Dopo due mesi di attesa e di polemiche, Marcello Foa siede nel cda Rai da presidente a tutti gli effetti: la riunione dura un’ora, il tempo di formalizzare il suo insediamento e di nominare ad interim Alessandro Casarin alla guida della TgR.
Un assaggio del pacchetto di avvicendamenti “pesanti”, alla guida di reti e testate, che arriverà sul tavolo del consiglio solo nelle prossime settimane: servirà ancora tempo, a quanto sembra, per raggiungere un accordo complessivo. Intanto Foa dimostra di avere le idee chiare: il mandato del governo è “ampio e fiduciario. La parola d’ordine è portare aria fresca in Rai. Cambiare i direttori dei tg fa parte del mandato. Sono stati nominati dal precedente consiglio di amministrazione e non tutta l’informazione è sembrata esente da settarismi”, avverte Foa. Anche dei direttori di rete “mi occuperò perché rientra nei compiti del consiglio. Ma so bene che è l’ad, Fabrizio Salini, che per legge deve proporre i nomi per le varie caselle. Io posso solo assicurare che la meritocrazia è la mia bussola e non guardo alle casacche politiche”, aggiunge in due interviste al Corriere della Sera e al Messaggero. Parole che animano un vivace confronto in cda - a quanto si apprende - con la consigliera Rita Borioni e finiscono nel mirino di Fnsi e Usigrai (“Foa inanella violazioni di legge e perfetta rappresentazione della sudditanza al governo”, “Parlamento e cda, a partire dell’ad, non possono tacere”).
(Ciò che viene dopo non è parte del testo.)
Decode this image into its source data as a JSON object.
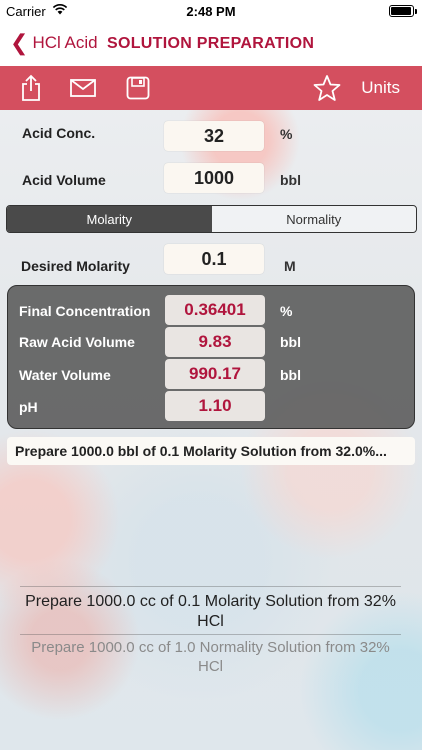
{
  "status_bar": {
    "carrier": "Carrier",
    "time": "2:48 PM"
  },
  "nav": {
    "back_label": "HCl Acid",
    "title": "SOLUTION PREPARATION",
    "accent_color": "#b0153d"
  },
  "toolbar": {
    "background_color": "#d44f5f",
    "icons": [
      "share-icon",
      "mail-icon",
      "save-icon",
      "star-icon"
    ],
    "units_label": "Units"
  },
  "inputs": {
    "acid_conc": {
      "label": "Acid Conc.",
      "value": "32",
      "unit": "%"
    },
    "acid_volume": {
      "label": "Acid Volume",
      "value": "1000",
      "unit": "bbl"
    },
    "desired_molarity": {
      "label": "Desired Molarity",
      "value": "0.1",
      "unit": "M"
    }
  },
  "segment": {
    "options": [
      "Molarity",
      "Normality"
    ],
    "selected": "Molarity"
  },
  "results": {
    "final_concentration": {
      "label": "Final Concentration",
      "value": "0.36401",
      "unit": "%"
    },
    "raw_acid_volume": {
      "label": "Raw Acid Volume",
      "value": "9.83",
      "unit": "bbl"
    },
    "water_volume": {
      "label": "Water Volume",
      "value": "990.17",
      "unit": "bbl"
    },
    "ph": {
      "label": "pH",
      "value": "1.10"
    }
  },
  "summary": "Prepare 1000.0 bbl of 0.1 Molarity Solution from 32.0%...",
  "history": [
    "Prepare 1000.0 cc of 0.1 Molarity Solution from 32% HCl",
    "Prepare 1000.0 cc of 1.0 Normality Solution from 32% HCl"
  ]
}
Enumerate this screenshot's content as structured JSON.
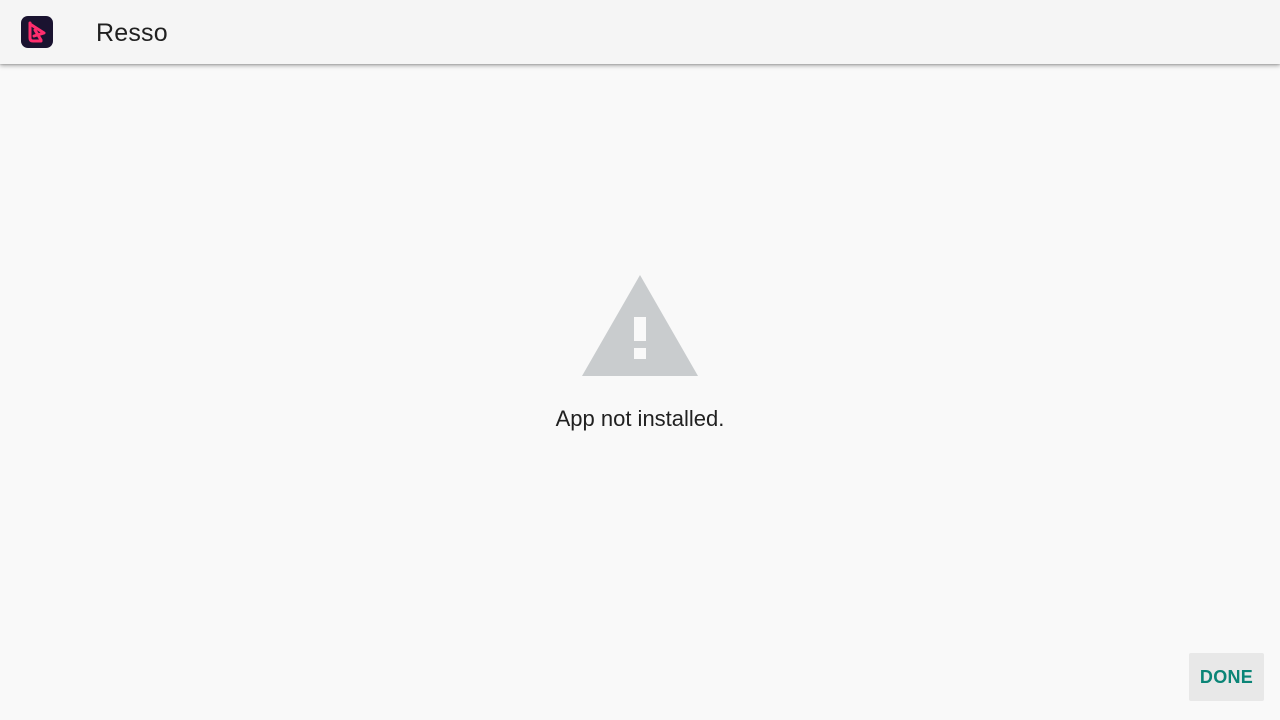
{
  "app_bar": {
    "app_name": "Resso",
    "icon": "resso-app-icon"
  },
  "main": {
    "icon": "warning-icon",
    "message": "App not installed."
  },
  "actions": {
    "done_label": "DONE"
  },
  "colors": {
    "accent": "#0b8577",
    "app_icon_bg": "#1a1330",
    "app_icon_fg": "#ff2d6d",
    "warning_icon": "#c9ccce",
    "background": "#f9f9f9",
    "app_bar_bg": "#f5f5f5"
  }
}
Il sindacato dei giornalisti critica anche l’interim a Casarin. “Per quale ragione non una nomina piena? Con in più l’inedito di un interim di una testata affidato al vicedirettore di un’altra testata”, Rainews. Foa “getta la maschera sulla volontà politica di occupazione dell’informazione dell’emissario di Salvini nel servizio pubblico, tutto materiale per la magistratura”, protesta dal Pd Michele Anzaldi. E i dem danno battaglia anche in Vigilanza, chiedendo l’accesso agli atti del voto su Foa e paventando il rischio nullità per alcune schede. Richiesta respinta dal presidente della bicamerale, Alberto Barachini, che parla di “esito pienamente regolare e incontrovertibile”. “E’ inaccettabile”, replica il capogruppo Pd al Senato, Andrea Marcucci, che chiama in causa presidenti Casellati e Fico.
Al netto dello scontro politico, dopo il lungo stallo il vertice aziendale è impaziente di progettare il futuro, facendo leva in particolare sul lavoro di studio svolto in questi mesi dall’ad Salini. Centrali saranno le nomine, per le quali però mancherebbe ancora la quadra. Per il Tg1 il derby sarebbe tra Gennaro Sangiuliano e Alberto Matano, con il possibile outsider Franco Di Mare; per il Tg2 in pole position ci sarebbero Luciano Ghelfi e Giuseppe Carboni; per il Tg3 i rumors oscillano tra la conferma di Luca Mazzà e l’arrivo di Gianluca Foschi da La7.
Quanto alle reti, per Rai1 si fa il nome di Marcello Ciannamea, per Rai2 di Maria Pia Ammirati, mentre a Rai3 potrebbe restare Stefano Coletta. Senza dimenticare le posizioni vacanti o assegnate ad interim, da RadioRai a Rai Sport, a Rai Pubblicità. Un quadro complesso che con ogni probabilità sarà affrontato a tappe, trovando un equilibrio tra il manuale Cencelli dei partiti e l’impegno dell’ad Salini per scelte autonome, basate su stima e competenze.